In Hong Kong, the region’s Centre for Health Protection’s Port Health Office conducts health surveillance measures at all boundary control points. Thermal imaging systems are in place for body temperature checks on inbound travelers from mainland China as well as other parts of the world. Suspected cases will be immediately referred to public hospitals for follow-up.
However, some health experts have said that efforts to halt the spread of the disease has come too late — that preventive steps should have been taken long before the flu season started.
Authorities should have stepped up their surveillance going into the peak season, the experts said, noting that authorities had lowered their guard after the last two years when outbreaks were not so severe.
“Work should be done even before the first human case is found each year,” said Professor Malik Peiris, a public health virologist at the University of Hong Kong, in a South China Morning Post report.
The H7N9 strain is not believed to be transmitted between humans, but rather by infected poultry. Experts have said the Chinese habit of buying live or freshly slaughtered chickens has contributed to the continuing virus.
Temporarily closing of poultry markets will not solve the problem, the experts state.
The way out of the cycle of outbreaks is to change the Chinese poultry industry by shifting to large-scale poultry farming and slaughtering.
Until now, H7N9 has shown little or no clinical symptoms in birds, despite being highly pathogenic in humans. However, China has reported detecting an evolution in the virus that is capable of causing severe disease in poultry.
This could mean the disease will become more apparent if birds begin to die, thereby allowing for earlier detection of the virus and better control.
The World Health Organization notes that since the virus continues to be detected in animals and environments, further human cases can be expected.
However, the WHO also stated that “current epidemiological and virological evidence suggests that this virus has not acquired the ability of sustained transmission among humans.
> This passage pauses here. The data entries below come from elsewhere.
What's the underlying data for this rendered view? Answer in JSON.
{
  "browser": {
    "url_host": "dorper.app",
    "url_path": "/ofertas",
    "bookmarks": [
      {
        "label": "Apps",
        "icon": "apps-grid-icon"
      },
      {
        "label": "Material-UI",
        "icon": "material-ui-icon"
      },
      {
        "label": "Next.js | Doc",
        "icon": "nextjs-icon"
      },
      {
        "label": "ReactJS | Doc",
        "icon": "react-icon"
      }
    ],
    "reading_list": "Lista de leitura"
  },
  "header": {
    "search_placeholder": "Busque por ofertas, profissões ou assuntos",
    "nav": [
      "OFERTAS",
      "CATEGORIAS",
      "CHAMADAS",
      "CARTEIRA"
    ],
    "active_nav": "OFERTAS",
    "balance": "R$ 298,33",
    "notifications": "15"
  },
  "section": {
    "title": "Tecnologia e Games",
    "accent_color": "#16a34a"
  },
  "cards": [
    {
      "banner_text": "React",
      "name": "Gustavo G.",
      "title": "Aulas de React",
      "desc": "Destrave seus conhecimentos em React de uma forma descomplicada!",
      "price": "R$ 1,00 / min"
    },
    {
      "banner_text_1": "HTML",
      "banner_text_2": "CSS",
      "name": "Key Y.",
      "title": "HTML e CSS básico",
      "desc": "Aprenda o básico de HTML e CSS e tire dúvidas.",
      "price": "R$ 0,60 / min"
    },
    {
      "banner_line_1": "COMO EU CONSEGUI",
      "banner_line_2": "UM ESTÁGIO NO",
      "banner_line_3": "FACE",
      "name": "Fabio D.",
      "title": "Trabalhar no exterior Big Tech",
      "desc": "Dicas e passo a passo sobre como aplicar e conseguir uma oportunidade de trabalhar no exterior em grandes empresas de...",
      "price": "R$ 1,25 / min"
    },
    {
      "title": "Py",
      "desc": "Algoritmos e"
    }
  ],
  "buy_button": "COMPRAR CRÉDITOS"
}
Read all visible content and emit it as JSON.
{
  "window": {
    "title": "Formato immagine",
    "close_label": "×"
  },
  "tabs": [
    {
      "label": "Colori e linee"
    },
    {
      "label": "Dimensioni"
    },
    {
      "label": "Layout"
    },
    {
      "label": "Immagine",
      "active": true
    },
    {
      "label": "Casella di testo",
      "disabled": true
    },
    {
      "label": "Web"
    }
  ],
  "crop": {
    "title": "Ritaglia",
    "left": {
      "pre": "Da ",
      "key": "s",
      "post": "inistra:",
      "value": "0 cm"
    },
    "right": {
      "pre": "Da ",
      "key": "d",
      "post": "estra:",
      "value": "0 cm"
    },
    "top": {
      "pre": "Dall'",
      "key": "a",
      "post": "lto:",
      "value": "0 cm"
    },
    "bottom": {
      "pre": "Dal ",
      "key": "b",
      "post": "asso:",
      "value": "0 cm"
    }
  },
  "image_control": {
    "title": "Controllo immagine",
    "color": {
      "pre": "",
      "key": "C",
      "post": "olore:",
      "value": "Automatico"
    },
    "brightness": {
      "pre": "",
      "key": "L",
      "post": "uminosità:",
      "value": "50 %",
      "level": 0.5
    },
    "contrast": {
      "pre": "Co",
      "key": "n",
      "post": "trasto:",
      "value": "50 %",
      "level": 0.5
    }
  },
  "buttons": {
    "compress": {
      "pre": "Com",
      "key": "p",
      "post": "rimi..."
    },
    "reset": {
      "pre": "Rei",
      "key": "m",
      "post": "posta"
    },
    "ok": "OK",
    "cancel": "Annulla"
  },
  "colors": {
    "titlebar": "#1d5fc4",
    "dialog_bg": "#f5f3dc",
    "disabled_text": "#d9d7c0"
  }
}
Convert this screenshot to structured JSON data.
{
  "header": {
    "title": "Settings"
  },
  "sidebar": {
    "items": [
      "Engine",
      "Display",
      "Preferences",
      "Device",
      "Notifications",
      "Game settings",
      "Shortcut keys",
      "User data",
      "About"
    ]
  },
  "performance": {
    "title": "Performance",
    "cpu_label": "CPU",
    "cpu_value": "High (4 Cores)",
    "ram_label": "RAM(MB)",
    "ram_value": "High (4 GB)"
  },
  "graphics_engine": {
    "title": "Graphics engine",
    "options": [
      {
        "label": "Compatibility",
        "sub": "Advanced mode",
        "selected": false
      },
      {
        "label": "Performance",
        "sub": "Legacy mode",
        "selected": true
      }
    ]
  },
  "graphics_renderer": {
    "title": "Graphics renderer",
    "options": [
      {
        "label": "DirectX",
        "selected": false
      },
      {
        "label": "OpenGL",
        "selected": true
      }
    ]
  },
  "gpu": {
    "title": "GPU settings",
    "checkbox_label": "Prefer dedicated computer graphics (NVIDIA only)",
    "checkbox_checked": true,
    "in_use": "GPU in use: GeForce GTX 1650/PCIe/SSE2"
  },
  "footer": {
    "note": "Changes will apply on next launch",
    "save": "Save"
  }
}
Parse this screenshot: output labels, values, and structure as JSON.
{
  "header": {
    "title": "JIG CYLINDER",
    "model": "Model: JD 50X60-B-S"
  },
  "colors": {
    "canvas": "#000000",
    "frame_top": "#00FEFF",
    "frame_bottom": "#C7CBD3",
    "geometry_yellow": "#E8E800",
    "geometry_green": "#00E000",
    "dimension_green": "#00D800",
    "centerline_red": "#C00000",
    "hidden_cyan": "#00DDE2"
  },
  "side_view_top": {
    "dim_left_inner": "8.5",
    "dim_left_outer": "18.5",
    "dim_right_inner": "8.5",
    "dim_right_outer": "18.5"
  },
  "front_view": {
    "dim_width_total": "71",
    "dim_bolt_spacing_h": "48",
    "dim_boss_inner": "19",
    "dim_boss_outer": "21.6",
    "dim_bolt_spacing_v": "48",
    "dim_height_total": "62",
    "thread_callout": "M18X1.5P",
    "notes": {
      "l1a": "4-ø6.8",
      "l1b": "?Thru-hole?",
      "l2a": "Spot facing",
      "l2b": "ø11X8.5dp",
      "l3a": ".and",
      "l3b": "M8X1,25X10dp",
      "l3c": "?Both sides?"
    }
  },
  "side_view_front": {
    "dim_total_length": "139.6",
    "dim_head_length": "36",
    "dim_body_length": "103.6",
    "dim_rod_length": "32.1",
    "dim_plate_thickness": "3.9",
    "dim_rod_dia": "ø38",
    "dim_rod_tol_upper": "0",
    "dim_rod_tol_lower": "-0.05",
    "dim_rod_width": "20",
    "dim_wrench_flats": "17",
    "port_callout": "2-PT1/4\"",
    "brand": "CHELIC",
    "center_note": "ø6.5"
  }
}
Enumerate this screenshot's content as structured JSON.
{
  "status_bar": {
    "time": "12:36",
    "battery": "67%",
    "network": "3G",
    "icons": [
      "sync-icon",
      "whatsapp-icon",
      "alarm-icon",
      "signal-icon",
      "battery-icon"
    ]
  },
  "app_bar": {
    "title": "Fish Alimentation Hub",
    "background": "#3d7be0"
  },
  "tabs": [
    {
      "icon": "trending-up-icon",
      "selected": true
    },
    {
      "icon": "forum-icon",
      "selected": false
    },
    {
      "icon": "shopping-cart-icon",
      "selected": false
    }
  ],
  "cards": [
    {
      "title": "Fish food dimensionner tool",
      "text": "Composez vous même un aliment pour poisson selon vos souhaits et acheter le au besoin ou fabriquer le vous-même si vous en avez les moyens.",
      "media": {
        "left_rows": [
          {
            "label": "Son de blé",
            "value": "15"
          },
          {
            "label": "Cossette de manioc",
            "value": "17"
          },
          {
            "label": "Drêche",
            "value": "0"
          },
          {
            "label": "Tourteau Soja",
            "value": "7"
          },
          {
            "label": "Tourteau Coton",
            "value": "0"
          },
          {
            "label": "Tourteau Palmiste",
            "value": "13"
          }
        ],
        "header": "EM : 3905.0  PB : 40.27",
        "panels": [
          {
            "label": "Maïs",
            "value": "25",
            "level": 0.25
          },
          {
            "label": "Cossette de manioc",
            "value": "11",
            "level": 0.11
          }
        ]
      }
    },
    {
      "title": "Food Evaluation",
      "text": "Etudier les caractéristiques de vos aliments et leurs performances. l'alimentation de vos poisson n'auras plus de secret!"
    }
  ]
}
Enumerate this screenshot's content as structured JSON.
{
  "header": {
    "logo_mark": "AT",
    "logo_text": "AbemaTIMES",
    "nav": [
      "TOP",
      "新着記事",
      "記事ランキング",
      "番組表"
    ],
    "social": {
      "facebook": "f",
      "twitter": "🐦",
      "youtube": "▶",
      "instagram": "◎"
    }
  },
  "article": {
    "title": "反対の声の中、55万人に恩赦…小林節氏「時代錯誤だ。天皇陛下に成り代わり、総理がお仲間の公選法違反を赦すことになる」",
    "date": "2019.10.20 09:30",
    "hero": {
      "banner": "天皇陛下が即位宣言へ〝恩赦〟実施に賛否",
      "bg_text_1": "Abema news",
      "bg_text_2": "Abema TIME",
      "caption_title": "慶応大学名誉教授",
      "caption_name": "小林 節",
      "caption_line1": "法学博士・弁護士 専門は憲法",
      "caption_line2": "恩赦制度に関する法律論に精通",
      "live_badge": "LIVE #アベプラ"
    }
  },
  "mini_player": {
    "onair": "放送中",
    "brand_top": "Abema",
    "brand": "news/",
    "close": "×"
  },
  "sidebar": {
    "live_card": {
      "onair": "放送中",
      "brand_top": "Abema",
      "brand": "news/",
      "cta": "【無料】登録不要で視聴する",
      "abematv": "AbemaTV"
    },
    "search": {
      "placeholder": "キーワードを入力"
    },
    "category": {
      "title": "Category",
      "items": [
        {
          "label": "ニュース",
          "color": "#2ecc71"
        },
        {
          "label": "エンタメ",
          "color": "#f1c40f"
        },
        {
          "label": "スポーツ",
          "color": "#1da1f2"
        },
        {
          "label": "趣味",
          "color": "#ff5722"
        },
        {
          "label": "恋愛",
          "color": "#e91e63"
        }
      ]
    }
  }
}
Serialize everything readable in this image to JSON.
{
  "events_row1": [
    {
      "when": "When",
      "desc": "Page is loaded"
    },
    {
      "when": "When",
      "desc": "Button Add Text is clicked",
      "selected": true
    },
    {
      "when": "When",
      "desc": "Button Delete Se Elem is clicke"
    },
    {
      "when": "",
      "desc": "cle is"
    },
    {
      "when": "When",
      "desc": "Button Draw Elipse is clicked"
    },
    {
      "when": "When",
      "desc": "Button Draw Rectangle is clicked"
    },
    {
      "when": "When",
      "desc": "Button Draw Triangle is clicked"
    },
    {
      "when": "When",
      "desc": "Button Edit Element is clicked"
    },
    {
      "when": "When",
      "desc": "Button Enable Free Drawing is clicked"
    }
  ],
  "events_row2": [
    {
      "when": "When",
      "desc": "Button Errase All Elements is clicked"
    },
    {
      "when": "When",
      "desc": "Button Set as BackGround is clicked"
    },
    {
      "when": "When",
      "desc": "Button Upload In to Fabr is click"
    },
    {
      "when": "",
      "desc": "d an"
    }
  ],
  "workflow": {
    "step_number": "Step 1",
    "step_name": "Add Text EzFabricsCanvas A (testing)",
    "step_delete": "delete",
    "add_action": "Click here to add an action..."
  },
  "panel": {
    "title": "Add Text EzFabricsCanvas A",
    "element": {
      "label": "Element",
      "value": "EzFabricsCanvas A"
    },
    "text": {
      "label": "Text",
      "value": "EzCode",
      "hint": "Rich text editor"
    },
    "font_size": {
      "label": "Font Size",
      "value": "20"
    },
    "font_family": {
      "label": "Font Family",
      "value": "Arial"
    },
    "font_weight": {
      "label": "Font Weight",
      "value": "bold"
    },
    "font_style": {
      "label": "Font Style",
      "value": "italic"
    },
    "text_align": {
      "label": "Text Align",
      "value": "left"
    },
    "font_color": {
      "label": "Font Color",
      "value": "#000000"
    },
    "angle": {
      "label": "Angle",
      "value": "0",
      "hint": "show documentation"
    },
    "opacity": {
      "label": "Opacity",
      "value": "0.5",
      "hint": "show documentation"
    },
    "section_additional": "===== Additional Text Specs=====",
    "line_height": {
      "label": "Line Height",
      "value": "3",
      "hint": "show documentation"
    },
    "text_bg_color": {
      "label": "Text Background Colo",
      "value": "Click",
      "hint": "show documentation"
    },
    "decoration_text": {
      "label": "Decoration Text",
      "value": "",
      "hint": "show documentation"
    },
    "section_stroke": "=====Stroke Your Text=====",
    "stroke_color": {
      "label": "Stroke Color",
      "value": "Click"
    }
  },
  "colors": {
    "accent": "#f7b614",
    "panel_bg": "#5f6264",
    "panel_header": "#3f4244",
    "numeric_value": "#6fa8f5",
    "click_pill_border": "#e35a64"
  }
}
Based on available information we have, further community level spread is considered unlikely.”
The WHO added, Human infections with the H7N9 virus are unusual and because there is the potential for significant public health impact, it needs to be monitored closely.
European outbreaks
The H5N8 strain of avian influenza continues to afflict numerous European countries with Spain reporting its first H5N8 outbreak in poultry, following two earlier detections in wild birds.
The outbreak in Spain began on Feb. 18 at a farm in Catalonia with the deaths of ducks in one of the facility’s six sheds.
The virus killed 723 of 17,800 birds on the farm and the rest were destroyed as a control measure, according to a CIDRAP report.
At least seven other European countries have reported outbreaks of the H5N8 strain occurring in mid- to late-February. These include:
France — Reported 68 new outbreaks in poultry and 13 more detections in wild birds. The latest farm outbreaks in southwestern France had start dates ranging from Feb. 1 to Feb. 20 and the facilities housed 33,568 susceptible birds. France plans to cull 600,000 ducks as part of efforts to prevent a spread of the virus.
Hungary — Nineteen more outbreaks in poultry, 13 at farms and six involving backyard birds. The virus killed 455,528 susceptible birds and the rest were destroyed.
Bulgaria — one more outbreak in backyard poultry killing 25 of 62 birds.
Croatia — Three mute swans found dead on Feb. 14 in Sisak-Moslavian County.
Italy — Two more outbreaks, one at a turkey farm housing nearly 20,000 birds in Lombardy region and the other in a wild duck found sick in a nature park in the north.
Slovakia — One more detection, involving a greylag goose found dead on Feb. 21 in a lake in Bratislavia region.
United Kingdom — An outbreak at a small farm housing 35 chickens near the town of Haltwhistle in Northumberland.
Poland — Nine outbreaks affecting 15 wild birds, most of them swans, found dead between Feb.12 and Feb. 20 across six provinces.